One of Dr. Resneck’s patients had a life-altering case of eczema that lasted many years. Because of the condition, the patient couldn’t work or maintain meaningful bonds with family members. A biologic treatment transformed his patient’s life. The patient was able to return to work and to re-engage with family, said Dr. Resneck. But a year after his patient started the treatment, the health insurer wouldn’t authorize the treatment because the patient wasn’t experiencing the same symptoms.
The patient didn’t have the same symptoms because the biologic treatment worked, said Dr. Resneck.
Kristine Grow, a spokesperson for America’s Health Insurance Plans, a national association for health insurers, said, “The use of prior authorization is relatively small – typically, less than 15% – and can help ensure safer opioid prescribing, help prevent dangerous drug interactions, and help protect patients from unnecessary exposure to potentially harmful radiation for inappropriate diagnostic imaging. Numerous studies show that Americans frequently receive inappropriate care, and 25% of unnecessary treatments are associated with complications or adverse events.”
Medical management tools, such as prior authorization, are an “an important way” to deliver “safe, high-quality care” to patients, she added.

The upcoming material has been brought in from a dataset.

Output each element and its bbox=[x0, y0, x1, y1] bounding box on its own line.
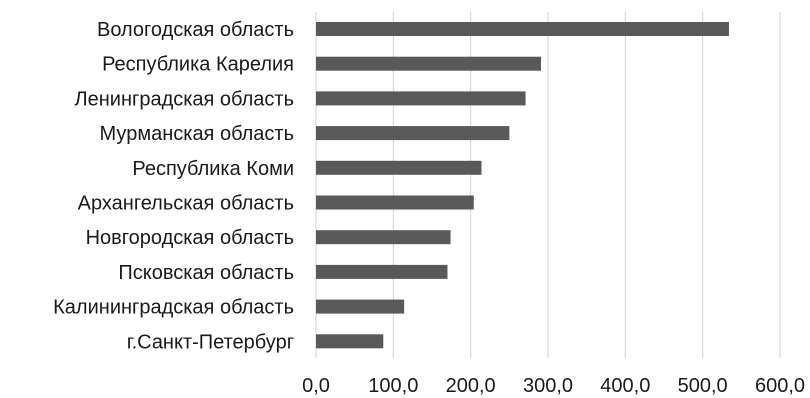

State and federal efforts to curb prior authorization
In addition to efforts to curb prior authorization in other states, the AMA supports the Improving Seniors’ Timely Access to Care Act (HR 3173). The act includes a provision related to “gold-carding,” said Robert Mills, an AMA spokesperson.
The bill establishes requirements and standards for prior authorization processes related to Medicare Advantage (MA) plans. The requirements and standards for MA plans include the following:
- Establishing an electronic prior authorization program that meets specific standards, such as the ability to provide real-time decisions in response to requests for items and services that are routinely approved.
- Publishing on an annual basis specific prior authorization information, including the percentage of requests approved and the average response time.
- Meeting standards set by the Centers for Medicare & Medicaid Services related to the quality and timeliness of prior authorization determinations.
The act was introduced to the U.S. House of Representatives in May, after which it was referred to two committees for consideration.
A version of this article first appeared on Medscape.com.